A Pandora promotion helped boost sales at Shuler’s Jewelers in Norristown, Pa.

“Things seemed to be busy,” says owner Howard Zenker. “This year we saw a lot more men who work in the trades coming in, and they were very upbeat and willing to spend. That was a change from recent years.”??

His store sold mostly basics—like diamond studs and pearls—rather than “high fashion items.”

It was also a heavy Pandora holiday for Continental Jewelers, Wilmington, Del.

“People seem to be in a really good place mentally this year,” says owner Chrysa Cohen. “Traffic was heavy.
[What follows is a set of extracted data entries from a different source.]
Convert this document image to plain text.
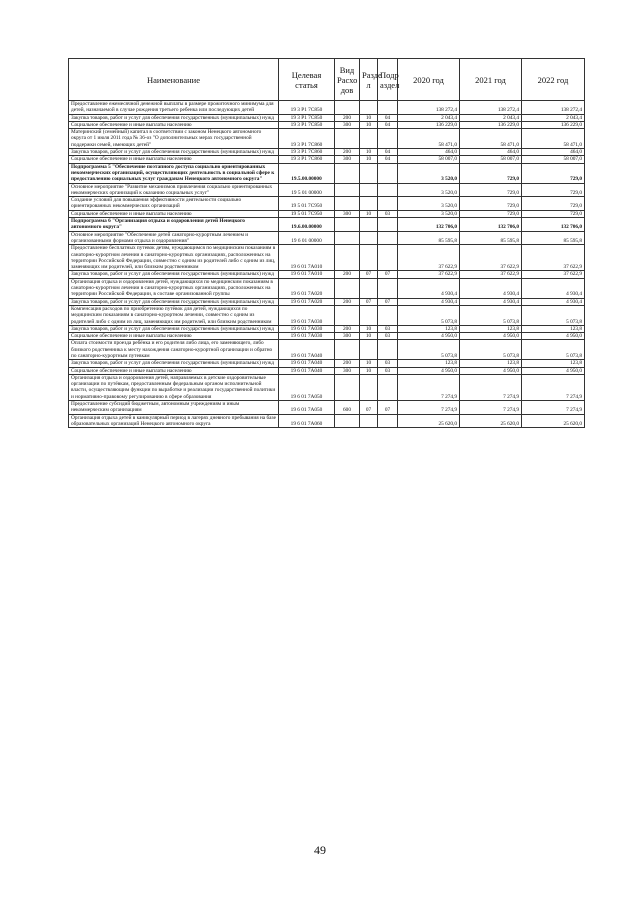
Наименование	Целевая статья	Вид Расхо дов	Разде л	Подр аздел	2020 год	2021 год	2022 год
Предоставление ежемесячной денежной выплаты в размере прожиточного минимума для детей, назначаемой в случае рождения третьего ребенка или последующих детей	19 3 P1 7С850				138 272,4	138 272,4	138 272,4
Закупка товаров, работ и услуг для обеспечения государственных (муниципальных) нужд	19 3 P1 7С850	200	10	04	2 043,4	2 043,4	2 043,4
Социальное обеспечение и иные выплаты населению	19 3 P1 7С850	300	10	04	136 229,0	136 229,0	136 229,0
Материнский (семейный) капитал в соответствии с законом Ненецкого автономного округа от 1 июля 2011 года № 36-оз "О дополнительных мерах государственной поддержки семей, имеющих детей"	19 3 P1 7С860				58 471,0	58 471,0	58 471,0
Закупка товаров, работ и услуг для обеспечения государственных (муниципальных) нужд	19 3 P1 7С860	200	10	04	464,0	464,0	464,0
Социальное обеспечение и иные выплаты населению	19 3 P1 7С860	300	10	04	58 007,0	58 007,0	58 007,0
Подпрограмма 5 "Обеспечение поэтапного доступа социально ориентированных некоммерческих организаций, осуществляющих деятельность в социальной сфере к предоставлению социальных услуг гражданам Ненецкого автономного округа"	19.5.00.00000				3 520,0	729,0	729,0
Основное мероприятие "Развитие механизмов привлечения социально ориентированных некоммерческих организаций к оказанию социальных услуг"	19 5 01 00000				3 520,0	729,0	729,0
Создание условий для повышения эффективности деятельности социально ориентированных некоммерческих организаций	19 5 01 7С950				3 520,0	729,0	729,0
Социальное обеспечение и иные выплаты населению	19 5 01 7С950	300	10	03	3 520,0	729,0	729,0
Подпрограмма 6 "Организация отдыха и оздоровления детей Ненецкого автономного округа"	19.6.00.00000				132 706,0	132 706,0	132 706,0
Основное мероприятие "Обеспечение детей санаторно-курортным лечением и организованными формами отдыха и оздоровления"	19 6 01 00000				85 595,8	85 595,8	85 595,8
Предоставление бесплатных путевок детям, нуждающимся по медицинским показаниям в санаторно-курортном лечении в санаторно-курортных организациях, расположенных на территории Российской Федерации, совместно с одним из родителей либо с одним из лиц, заменяющих им родителей, или близким родственником	19 6 01 7А010				37 622,9	37 622,9	37 622,9
Закупка товаров, работ и услуг для обеспечения государственных (муниципальных) нужд	19 6 01 7А010	200	07	07	37 622,9	37 622,9	37 622,9
Организация отдыха и оздоровления детей, нуждающихся по медицинским показаниям в санаторно-курортном лечении в санаторно-курортных организациях, расположенных на территории Российской Федерации, в составе организованной группы	19 6 01 7А020				4 930,4	4 930,4	4 930,4
Закупка товаров, работ и услуг для обеспечения государственных (муниципальных) нужд	19 6 01 7А020	200	07	07	4 930,4	4 930,4	4 930,4
Компенсация расходов по приобретению путёвок для детей, нуждающихся по медицинским показаниям в санаторно-курортном лечении, совместно с одним из родителей либо с одним из лиц, заменяющих им родителей, или близким родственником	19 6 01 7А030				5 073,8	5 073,8	5 073,8
Закупка товаров, работ и услуг для обеспечения государственных (муниципальных) нужд	19 6 01 7А030	200	10	03	123,8	123,8	123,8
Социальное обеспечение и иные выплаты населению	19 6 01 7А030	300	10	03	4 950,0	4 950,0	4 950,0
Оплата стоимости проезда ребёнка и его родителя либо лица, его заменяющего, либо близкого родственника к месту нахождения санаторно-курортной организации и обратно по санаторно-курортным путевкам	19 6 01 7А040				5 073,8	5 073,8	5 073,8
Закупка товаров, работ и услуг для обеспечения государственных (муниципальных) нужд	19 6 01 7А040	200	10	03	123,8	123,8	123,8
Социальное обеспечение и иные выплаты населению	19 6 01 7А040	300	10	03	4 950,0	4 950,0	4 950,0
Организация отдыха и оздоровления детей, направляемых в детские оздоровительные организации по путёвкам, предоставленным федеральным органом исполнительной власти, осуществляющим функции по выработке и реализации государственной политики и нормативно-правовому регулированию в сфере образования	19 6 01 7А050				7 274,9	7 274,9	7 274,9
Предоставление субсидий бюджетным, автономным учреждениям и иным некоммерческим организациям	19 6 01 7А050	600	07	07	7 274,9	7 274,9	7 274,9
Организация отдыха детей в каникулярный период в лагерях дневного пребывания на базе образовательных организаций Ненецкого автономного округа	19 6 01 7А060				25 620,0	25 620,0	25 620,0
49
Customers were really excited to browse and buy.”

She notes that clients seemed more open to “suggestive selling” and add-on purchases.

“One of our customers came in for jewelry repair and came out with a pair of 14 karat gold earrings for his wife,” she says. “Another customer came in for jewelry service, fell in love with a ring in our estate collection, so one of our salespeople let her husband know that she’d been eyeing it, and he came right in and bought it.”

Valentine’s Day sales went very well for the Polished Edge Fine Jewelry, a two-store Missouri chain, but that comes after one of the worst Januaries in its history.

“It was really amazing,” says owner Kevin Weaver. “Ever since 2008, it’s been real inconsistent, really up one month, then down another, for no real reason.”

Overall, his stores sold a lot of Chamilia beads, and received a boost from a Groupon engagement ring promotion.

On the negative side, Frank Milano, owner of Frank Milano Jewelers in Milltown, N.J., says his holiday was “down.”

“Valentine’s Day was nothing, but for the last couple of years it hasn’t been what it used to be,” he says.

And Troy Wilson, owner of Trinity Jewelers in Parkville, Mo., found business “way off.”

“It doesn’t seem like people were in a buying mood at all,” he says. “I have some pretty loyal customers and even they were saying times were hard. The last three months of last year and the first few months of this year were the worst I have ever seen.”

He found a lot of customers would find an item at his store, and then buy it online.

“Then they come here and ask me if they get a good deal,” he laments.